The last section of the poem, including the third quatrain and the final couplet, begins with a shift in the poem: “But hang on here while we make the turn into the final six where all will be resolved, where longing and heartache will find an end,”. In Petrarchan sonnets, Petrarch almost always included a shift, or turning point, at line 9 that usually changed/enhanced the poem’s meaning. Collins here intends to do the same, pausing his complaints to find a resolution to his “sonnet”‘s troubled beginning. He writes, “where Laura will tell Petrarch to put down his pen, take off those crazy medieval tights, blow out the lights, and come at last to bed.” For context, Laura was Petrarch’s wife and muse for over 300 of his sonnets. Petrarch certainly lacked no motivation to write his love sonnets, but Collins takes this love further than the page; using Laura as Petrarch’s motivation, Collins writes of a fictional situation in which Laura tells Petrarch to stop writing, take off his crazy (and iconic) tights, and finally go to bed with her. The message behind this closing scene is that sometimes it’s best to “take off those crazy medieval tights” and spend more time with the things you actually love, rather than just writing about them. Collins argues that it is better to show love through deeds than through words.

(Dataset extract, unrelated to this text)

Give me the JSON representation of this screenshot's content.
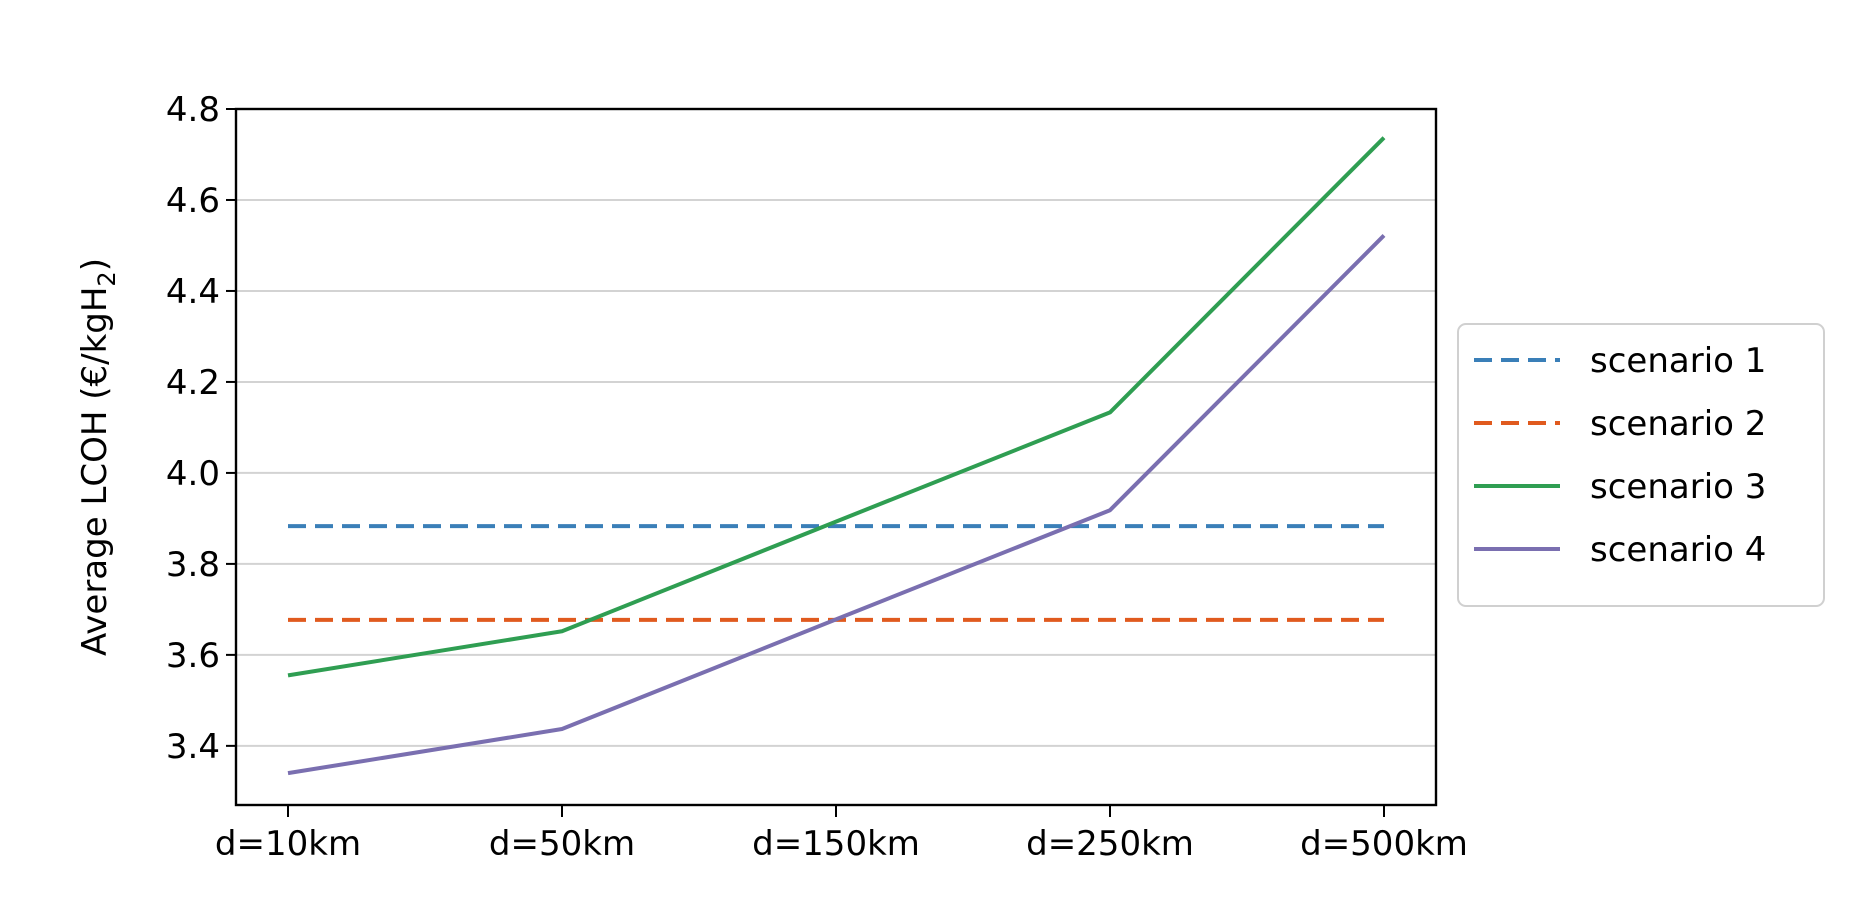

Petrarch’s medieval tights represent the strictness of the sonnet form; Petrarch taking them off and going to bed with Laura represents freeing oneself from inflexible and monotonous poetic standards to write freely. Collins does this himself throughout the poem, refusing to use iambic pentameter or any form of a rhyme scheme, which are arguably the most annoying and strictest parts of writing a traditional sonnet. In summary, Collins creates the theme of living and loving in the moment rather than wasting time on things that limit one’s ability to express love by introducing the firm, boring, and nonsensical rules of a sonnet, and then juxtaposing it with a situation where those rules are taken away and one can express their love freely.